When speaking about the COVID-19 vaccine with LGBTQ people and PLWH, doctors and medical providers should keep this dire history in mind and be prepared with facts about how the development of the COVID-19 vaccine differed from the way that early ARTs were created. For instance, acknowledge that, like AZT, the COVID-19 vaccines were created very quickly, but remind patients that, unlike AZT, nearly every major scientific and medical institution in the world poured their energies into developing it.
It is also instructive to reflect that, as was previously reported by TheBody, compared to the COVID-19 vaccine, funding for early HIV medications was paltry. For instance, in 1985, then-president Reagan committed $126 million toward curing HIV (approximately $307 million in today’s money). Last May, the U.S. government’s Operation Warp Speed committed nearly $10 billion toward developing a COVID-19 vaccine. By August, the program had paid $2.1 billion to Sanofi and GSK, $1.2 billion to AstraZeneca, $1.95 billion to Pfizer, $1.6 billion to Novavax, $1.5 billion to Moderna, and $2 billion to Johnson and Johnson to develop their investigative vaccine candidates. That investment continued to grow to $18 billion, in addition to $3 billion being invested into developing antiviral pills to treat early infection with COVID-19.

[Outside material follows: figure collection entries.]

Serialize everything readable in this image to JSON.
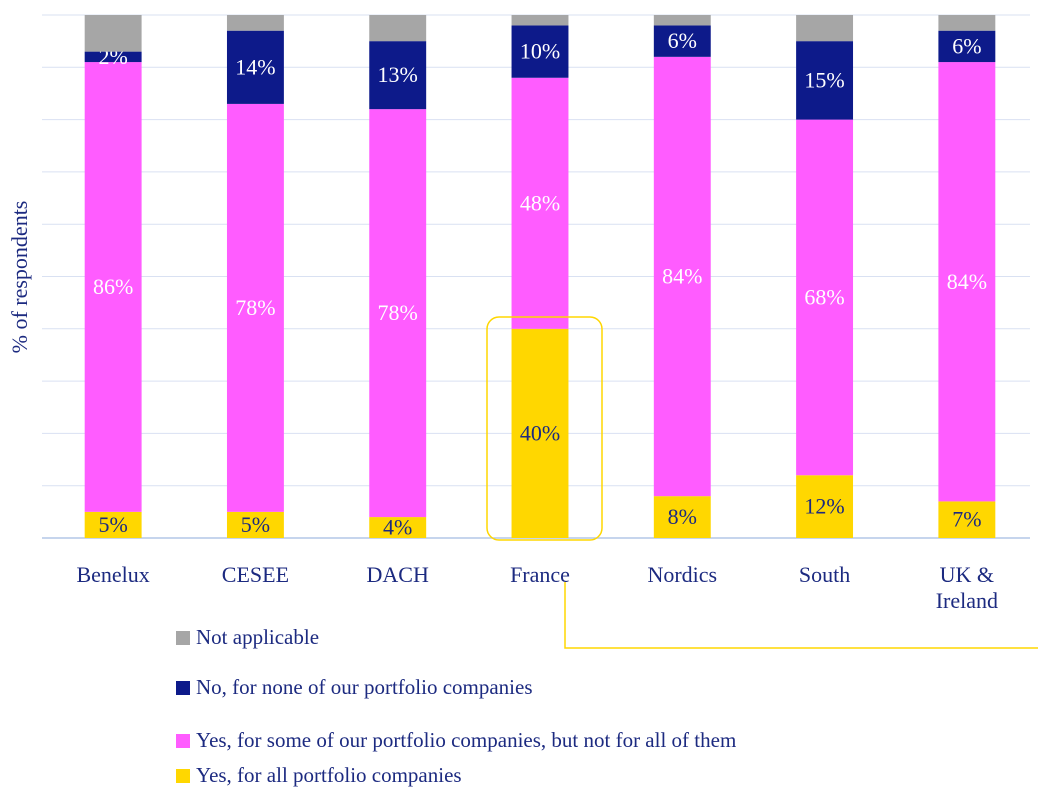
{
  "chart_data": {
    "type": "stacked_bar",
    "y_label": "% of respondents",
    "categories": [
      "Benelux",
      "CESEE",
      "DACH",
      "France",
      "Nordics",
      "South",
      "UK & Ireland"
    ],
    "series": [
      {
        "name": "Yes, for all portfolio companies",
        "color": "#ffd700",
        "label_color": "#1c2a80",
        "values": [
          5,
          5,
          4,
          40,
          8,
          12,
          7
        ],
        "value_labels": [
          "5%",
          "5%",
          "4%",
          "40%",
          "8%",
          "12%",
          "7%"
        ]
      },
      {
        "name": "Yes, for some of our portfolio companies, but not for all of them",
        "color": "#ff5cff",
        "label_color": "#ffffff",
        "values": [
          86,
          78,
          78,
          48,
          84,
          68,
          84
        ],
        "value_labels": [
          "86%",
          "78%",
          "78%",
          "48%",
          "84%",
          "68%",
          "84%"
        ]
      },
      {
        "name": "No, for none of our portfolio companies",
        "color": "#0d1a8a",
        "label_color": "#ffffff",
        "values": [
          2,
          14,
          13,
          10,
          6,
          15,
          6
        ],
        "value_labels": [
          "2%",
          "14%",
          "13%",
          "10%",
          "6%",
          "15%",
          "6%"
        ]
      },
      {
        "name": "Not applicable",
        "color": "#a6a6a6",
        "values": [
          7,
          3,
          5,
          2,
          2,
          5,
          3
        ]
      }
    ],
    "ylim": [
      0,
      100
    ],
    "yticks": [
      0,
      10,
      20,
      30,
      40,
      50,
      60,
      70,
      80,
      90,
      100
    ],
    "grid": true
  }
}
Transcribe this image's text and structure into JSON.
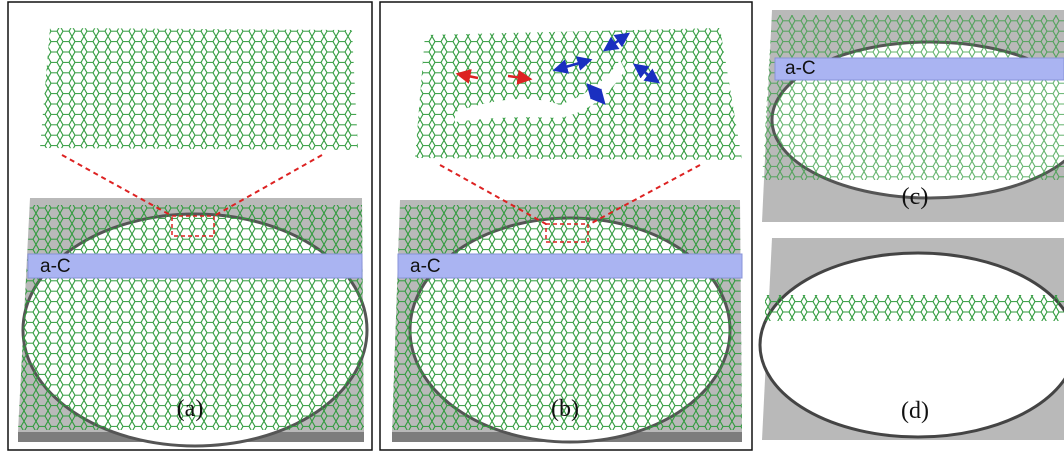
{
  "panels": [
    {
      "label": "(a)",
      "bar_label": "a-C"
    },
    {
      "label": "(b)",
      "bar_label": "a-C"
    },
    {
      "label": "(c)",
      "bar_label": "a-C"
    },
    {
      "label": "(d)"
    }
  ]
}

By contrast, in March, Jeffrey E. Harris, M.D., Ph.D., a physician and economist at Massachusetts Institute of Technology, revealed in an article published by National Bureau of Economic Research that from 2000 to 2019, public and private funders had only spent approximately $15.3 billion dollars on research for potential HIV vaccines.
If the funding, time, and resources that have been allocated to fighting COVID-19 were applied to HIV, it is likely that we would have a vaccine in a relatively short amount of time. While that is a bitter pill to swallow, it is also an indication that in this world, run by capitalism as it is, we can safely trust the efficacy of the COVID-19 vaccine regardless of one’s HIV status, particularly when one remembers the horrors of early ART.